Se debatió bajo los rayos en un estallido de rabia, pero ni aquellos músculos criados en Wellington podían rivalizar con los tractores que lo sujetaban firmemente contra el sillón. Un rayo le daba directamente en el bolsillo del pecho y le clavaba dolorosamente la Cruz Estelar en la piel. El afilado borde metálico ya había perforado el uniforme, y una mancha roja empezaba a extenderse por la tela blanca.
La presión siguió incrementándose hasta que Kagen se retorció de dolor bajo las ligaduras invisibles. Fue peor. La presión aumentó, y cada vez eran más los rayos que lo retenían.
—¡Parad esto! —chilló—. ¡Cuando salga de aquí os voy a hacer pedazos, cabrones! ¡Me estáis matando! ¡Joder!
Oyó el chasquido seco de un hueso al romperse bajo la presión y sintió una puñalada de dolor intenso en la muñeca derecha. Un instante después hubo otro chasquido.
—¡Parad! —aulló de dolor—. ¡Me estáis matando! ¡Me estáis matando!
Y, de pronto, se dio cuenta de que así era.
Grady miró con el ceño fruncido al ayudante que entró en su despacho.
—¿Sí? ¿Qué pasa?
El ayudante, un joven terrícola que en un futuro sería un alto mando, saludó marcialmente.
—Acabamos de recibir el informe de la lanzadera, señor. Ya está. Quieren saber qué hacer con el cadáver.

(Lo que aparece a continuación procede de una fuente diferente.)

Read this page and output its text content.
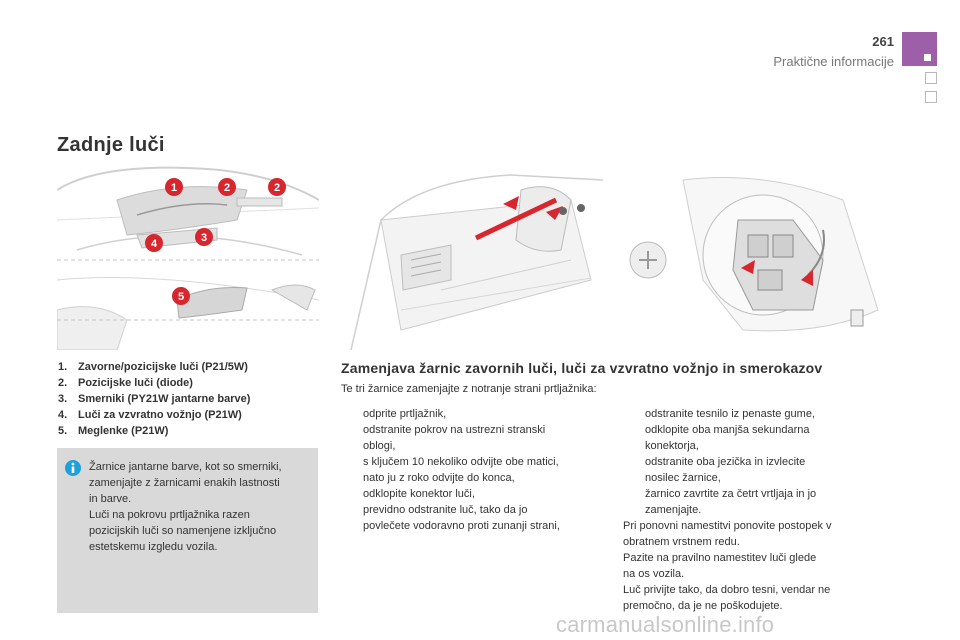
261
Praktične informacije
Zadnje luči
1	2	2
3
4
5
1. Zavorne/pozicijske luči (P21/5W)
2. Pozicijske luči (diode)
3. Smerniki (PY21W jantarne barve)
4. Luči za vzvratno vožnjo (P21W)
5. Meglenke (P21W)
Žarnice jantarne barve, kot so smerniki,
zamenjajte z žarnicami enakih lastnosti
in barve.
Luči na pokrovu prtljažnika razen
pozicijskih luči so namenjene izključno
estetskemu izgledu vozila.
Zamenjava žarnic zavornih luči, luči za vzvratno vožnjo in smerokazov
Te tri žarnice zamenjajte z notranje strani prtljažnika:
odprite prtljažnik,
odstranite pokrov na ustrezni stranski
oblogi,
s ključem 10 nekoliko odvijte obe matici,
nato ju z roko odvijte do konca,
odklopite konektor luči,
previdno odstranite luč, tako da jo
povlečete vodoravno proti zunanji strani,
odstranite tesnilo iz penaste gume,
odklopite oba manjša sekundarna
konektorja,
odstranite oba jezička in izvlecite
nosilec žarnice,
žarnico zavrtite za četrt vrtljaja in jo
zamenjajte.
Pri ponovni namestitvi ponovite postopek v
obratnem vrstnem redu.
Pazite na pravilno namestitev luči glede
na os vozila.
Luč privijte tako, da dobro tesni, vendar ne
premočno, da je ne poškodujete.
carmanualsonline.info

—Que lo lancen al espacio, ¿qué más da? —Una leve sonrisa aleteó en sus labios y sacudió la cabeza—. Ha sido una lástima. Kagen era excelente para el combate, pero algo debió de fallar en su entrenamiento psicológico. Habrá que enviar una nota de amonestación al entrenador de su barracón. Aunque es curioso que el fallo haya tardado tanto en salir a la luz. —Sacudió la cabeza otra vez—. A la Tierra, nada menos. Hubo un momento en que casi me hizo plantearme si era posible. Pero me di cuenta de que no en cuanto le hice la prueba del láser. No, de ninguna manera. —Lo recorrió un escalofrío—. ¿Cómo íbamos a dejar suelto por la Tierra a un hombre de un mundo bélico? —Volvió a concentrarse en los papeles.
El ayudante dio media vuelta para salir, pero Grady levantó la vista en el último momento.
—Otra cosa. No se olvide de enviar una nota de prensa a la Tierra. Algo como «Héroe de guerra muere en nave atacada por los hranganos». Adórnela bien. Habrá cadenas que la recojan y hagan una publicidad excelente. Y que envíe sus medallas a Wellington; las querrán para el museo de los barracones.
El ayudante asintió, y Grady volvió a concentrarse en el papeleo. Seguía pareciendo un tanto aburrido.